Latmos Dağı’nın sarp kayalık bölümünde duvarlarında 8.000 yıllık tarih öncesi kaya resimleri bulunan iki yeni mağara ve yine duvarları fresklerle bezenmiş bir kaya sığınağının ortaya çıkarıldığını öğrendim.Ekosistemi Koruma ve Doğa Sevenler Derneği (EKODOSD) Başkanı Bahattin Sürücü, tespit edilen iki ayrı mağaradaki resimlerin de bilinçsiz kişilerce tahrip edildiğini söyledi.

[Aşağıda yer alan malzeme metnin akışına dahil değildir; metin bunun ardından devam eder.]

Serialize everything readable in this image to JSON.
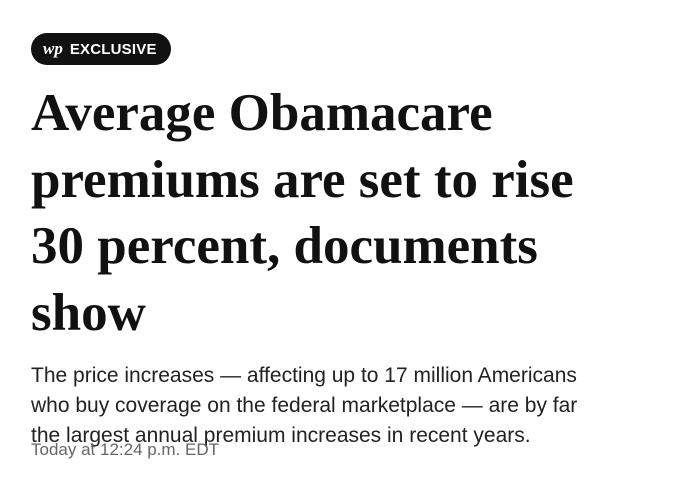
{
  "badge": {
    "logo": "wp",
    "label": "EXCLUSIVE"
  },
  "headline": [
    "Average Obamacare",
    "premiums are set to rise",
    "30 percent, documents",
    "show"
  ],
  "deck": [
    "The price increases — affecting up to 17 million Americans",
    "who buy coverage on the federal marketplace — are by far",
    "the largest annual premium increases in recent years."
  ],
  "timestamp": "Today at 12:24 p.m. EDT"
}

Oysa bu tarihe ışık tutan mağara resimleri ne kadar paha biçilmez değerdeydi.

Bunun fark edilmesi, bu mağaraların korumaya alınması gerekiyordu… DEVLET TARAFINDAN LATMOS’UN KORUNMASI GEREKİYOR Sürücü, “Mağaranın birindeki resimler, oldukça iyi durumda.

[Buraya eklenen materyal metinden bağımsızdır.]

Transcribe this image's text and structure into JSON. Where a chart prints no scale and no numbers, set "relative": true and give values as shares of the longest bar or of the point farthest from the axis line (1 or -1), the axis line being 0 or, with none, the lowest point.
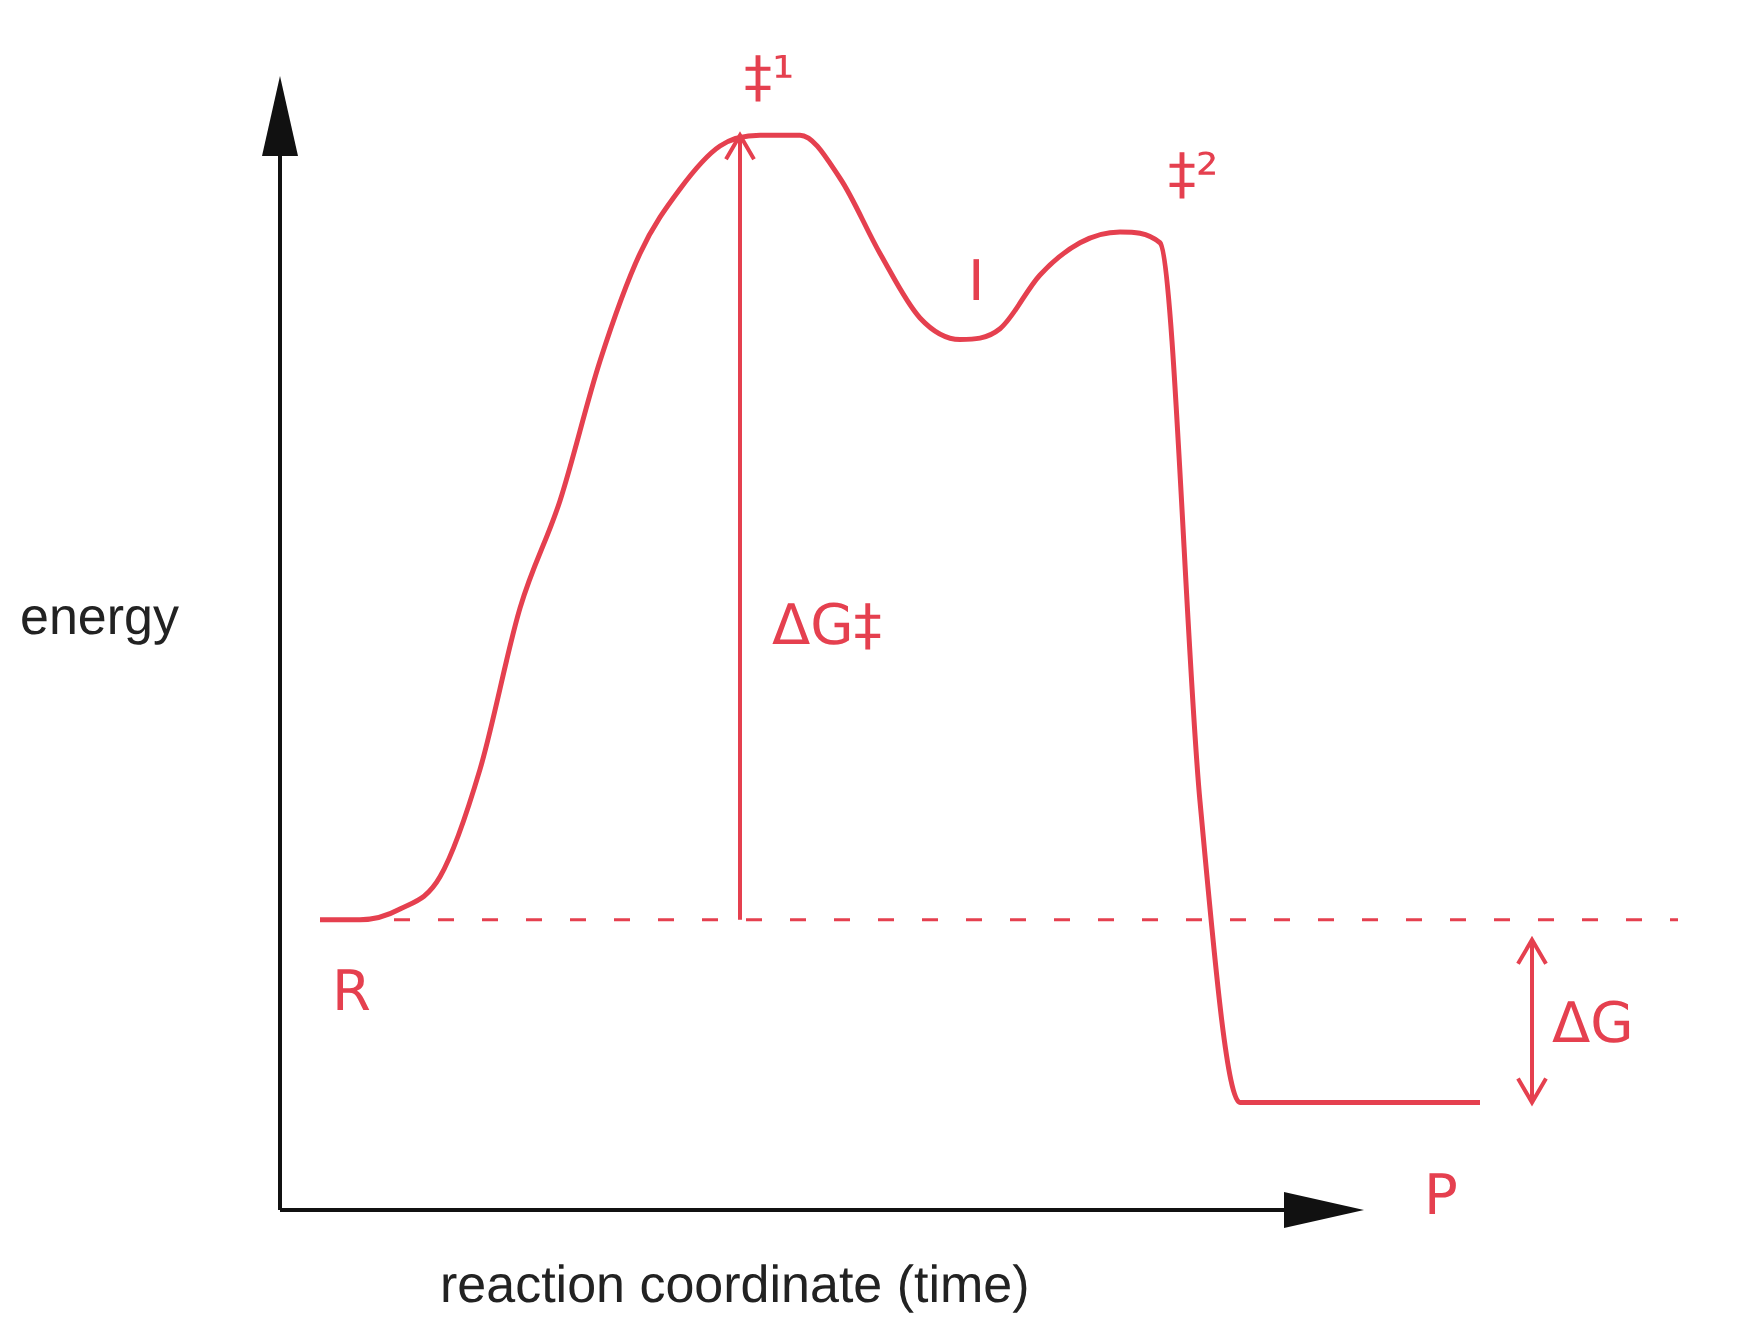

İnsan olmayan değişik bezeme ve göz alıcı süsler gibi figürlerden oluşuyor.

Diğer mağaradaki resimlerde zaman içinde iklim koşulları nedeni ve mağara içinde yakılan ateş sonucu bozulmalar meydana gelmiş.

Bilinen SİT alanları dışında hiçbir koruma statüsü bulunmayan Latmos Dağı’ndaki mağaralarda avcı ve meraklılar tarafından ateş yakıldığı, bunun sonucunda da mağaranın duvarlarında bozulmalar meydana geldiğini yöre insanlarından öğrendik” diyor…Sürücü, mağaraların birinde yer alan fresklerin de bilinçsiz ellerce tahrip edildiğine dikkat çekerek, “Yeni bulunan bir diğer resim ise bir kaya sığınağının altında yer alan Bizans Dönemi’ne ait freskler oldu.

Ne yazık ki burada da definecilerin resimler üzerinde yarattığı tahribatlar ve bazı bilinçsiz kişilerin resimlerin üzerine seramik parçalarıyla çizdikleri şekiller ve yazılarla doluydu” diye ekliyor.

AVCI VE MADEN OCAKLARI TEHDİT EDİYOR Latmos Dağı’ndaki kaya resimleri ve fresklerin sadece avcı ve define avcılarının değil maden ocaklarının da tehdidi altında olduğunu söyleyen Sürücü, şöyle devam ediyor. “Bizans Dönemi’ne ait birçok manastır, kilise yapısı ve savunma kalelerinin bulunduğu Latmos Dağı’nın gizemli coğrafyasında, daha keşfedilmeyen birçok insanlık mirası bulunuyor.” “Binlerce kaya yapısının içinde bunların tespitinin yapılabilmesi, onlarca yıl sürecek yüzey araştırmalarına bağlıdır.

Ancak insanlığın ortak mirası olan Latmos’un bakir coğrafyası, benzerine pek rastlanmayan jeolojik yapısı, doğal ve kültürel varlıkları yeni maden ocaklarının açılması talepleriyle tehdit altındadır”.

LATMOS EN ESKİ İNSANLIK VE KÜLTÜREL MİRAS Sürücü sözlerini sürdürüyor. “Mevcut maden ocaklarının yarattığı tahribatlar göz önündeyken, yeni talepler Latmos’un doğal ve kültürel değerlerini yok olma tehlikesiyle karşı karşıya bırakacaktır.

Batı Anadolu’nun en eski insanlık miraslarını barındıran, doğal ve kültürel varlıklar açısından zenginliklerle dolu olan Latmos Dağı, keşfedilmeyi bekleyen bir gezegen gibidir”. “İçine girip araştırdıkça her an yeni bulgular, yeni kültürler, yeni türler bulmak mümkündür.

Latmos’un korunması için, sadece Kültür Varlıklarını Koruma Kurulu, Aydın ve Milet Arkeoloji Müzeleri değil, diğer ilgili bakanlıklara bağlı kurumlarda aynı hassasiyeti göstermelidir” diyor.

Biz de buradan tüm ilgili Bakanlıklara çağrı yaparak bu en eski insanlık ve kültürel mirasa sahip çıkılmasının önemini vurguluyoruz.